I was wrong. Arthur Sterling doesn't concede; he scorched the earth.
He was out on bail. Some judge in his pocket had signed the order, and like a rabid animal backed into a corner, he had decided to tear out as many throats as possible before the end. When we reached the penthouse, the heavy oak door wasn't just unlocked—it was ajar.
"Get behind me," I growled, my voice a jagged rasp. I pushed Sloane back, my broken ribs screaming as I reached for the concealed 9mm kept in the foyer drawer. My fingers gripped empty air. The gun was gone.
The lights were dead. The only glow came from the cold, indifferent neon of the city bleeding through the glass.
"Vane," a voice croaked from the shadows of the library.
Arthur was sitting in my chair. My throne. He held a snub-nosed revolver in a shaking hand, his eyes bloodshot and sunken. He looked like a man who had already seen his own wake.
"You think you've won," Arthur hissed, his voice trembling with a terrifying, hollow laughter. "You think you can just replace me with this... this common whore and her bastard?"
His eyes dropped to Sloane's stomach. My heart didn't just stop; it turned to ice. He knew. The one piece of data I needed to keep secret was out, and in the hands of a madman.
"Arthur, put the fucking gun down," I said, my voice dropping to a low, lethal frequency. "The SEC is crawling through your house. The FBI has your accounts. It's over. Don't make this a murder charge."
"It's over when I say it is!" Arthur roared, his face contorting into a mask of pure hate. He leveled the barrel directly at Sloane's chest.

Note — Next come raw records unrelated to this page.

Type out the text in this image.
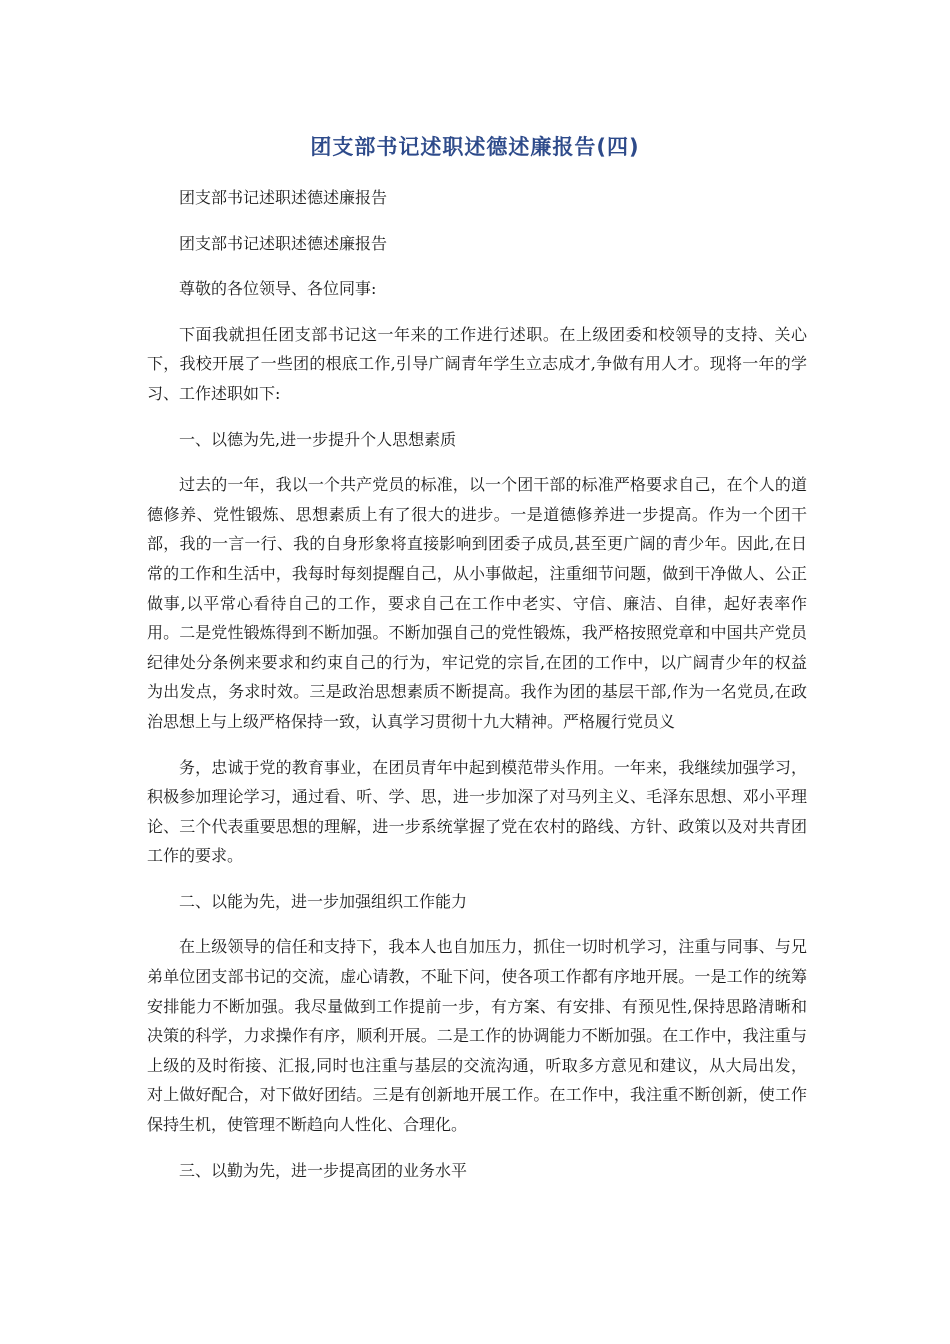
团支部书记述职述德述廉报告(四)

团支部书记述职述德述廉报告

团支部书记述职述德述廉报告

尊敬的各位领导、各位同事:

下面我就担任团支部书记这一年来的工作进行述职。在上级团委和校领导的支持、关心下，我校开展了一些团的根底工作,引导广阔青年学生立志成才,争做有用人才。现将一年的学习、工作述职如下:

一、以德为先,进一步提升个人思想素质

过去的一年，我以一个共产党员的标准，以一个团干部的标准严格要求自己，在个人的道德修养、党性锻炼、思想素质上有了很大的进步。一是道德修养进一步提高。作为一个团干部，我的一言一行、我的自身形象将直接影响到团委子成员,甚至更广阔的青少年。因此,在日常的工作和生活中，我每时每刻提醒自己，从小事做起，注重细节问题，做到干净做人、公正做事,以平常心看待自己的工作，要求自己在工作中老实、守信、廉洁、自律，起好表率作用。二是党性锻炼得到不断加强。不断加强自己的党性锻炼，我严格按照党章和中国共产党员纪律处分条例来要求和约束自己的行为，牢记党的宗旨,在团的工作中，以广阔青少年的权益为出发点，务求时效。三是政治思想素质不断提高。我作为团的基层干部,作为一名党员,在政治思想上与上级严格保持一致，认真学习贯彻十九大精神。严格履行党员义

务，忠诚于党的教育事业，在团员青年中起到模范带头作用。一年来，我继续加强学习，积极参加理论学习，通过看、听、学、思，进一步加深了对马列主义、毛泽东思想、邓小平理论、三个代表重要思想的理解，进一步系统掌握了党在农村的路线、方针、政策以及对共青团工作的要求。

二、以能为先，进一步加强组织工作能力

在上级领导的信任和支持下，我本人也自加压力，抓住一切时机学习，注重与同事、与兄弟单位团支部书记的交流，虚心请教，不耻下问，使各项工作都有序地开展。一是工作的统筹安排能力不断加强。我尽量做到工作提前一步，有方案、有安排、有预见性,保持思路清晰和决策的科学，力求操作有序，顺利开展。二是工作的协调能力不断加强。在工作中，我注重与上级的及时衔接、汇报,同时也注重与基层的交流沟通，听取多方意见和建议，从大局出发，对上做好配合，对下做好团结。三是有创新地开展工作。在工作中，我注重不断创新，使工作保持生机，使管理不断趋向人性化、合理化。

三、以勤为先，进一步提高团的业务水平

I didn't calculate the trajectory. I didn't audit the risk. I didn't think about the Sterling name or the firm. I threw myself in front of her, my body a wall of meat and bone between the bullet and the only two things on this planet that mattered.
The shot echoed through the penthouse—a deafening, bone-chilling crack that shattered the glass of the display cases behind us.
A searing, white-hot heat tore through my shoulder, a sensation like a branding iron being driven into my marrow. I didn't stop. I couldn't. Adrenaline—pure, fatherly rage—overrode the pain. I tackled him, the sheer momentum of my body slamming him back against the floor-to-ceiling windows.
We hit the marble in a tangle of limbs and blood. I wrenched the gun from his grip, my fingers finding the soft tissue of his throat. I wanted to feel the life leave him. I wanted to crush the man who dared to point steel at my family.
"Vane! Stop! You're going to kill him!"
Sloane's voice acted like a bucket of ice water. I pulled back from the brink of murder, my chest heaving, blood from my shoulder dripping onto Arthur's silk shirt. He was gasping, his face a sickening shade of purple, his spirit finally, irrevocably broken.
I let him go. He slumped against the base of the desk like a discarded suit.
I turned to Sloane. She was leaning against the mahogany, her face ghost-white, her hands trembling as they clutched her stomach.
"Are you okay?" I gasped, the world starting to tilt as the blood loss caught up with me. My shirt was a dark, wet mess of red.
"I'm fine, I'm fine," she whispered, rushing to me, her hands hovering over the wound. "Vane, you're shot—oh god, there's so much blood—"
"I've had... worse audits," I managed, a weak, jagged joke escaping my lips as I pulled her into my good arm. The smell of gunpowder and her perfume mixed in the air, a scent I'll never forget.
The police were there ten minutes later. As the marshals dragged Arthur toward the elevator, he looked at us one last time, his eyes full of a bitter, dying light.
"You've built a cage for yourselves," he spat, blood on his teeth. "A cage made of blood and secrets. You'll never be free of what you are."
"At least it's our cage, you old bastard," I replied, watching the doors close on the man who raised me to be a monster.
I looked down at Sloane. She was safe. The baby was safe. The contract was null and void, and in its place was a bond written in the blood on my floor.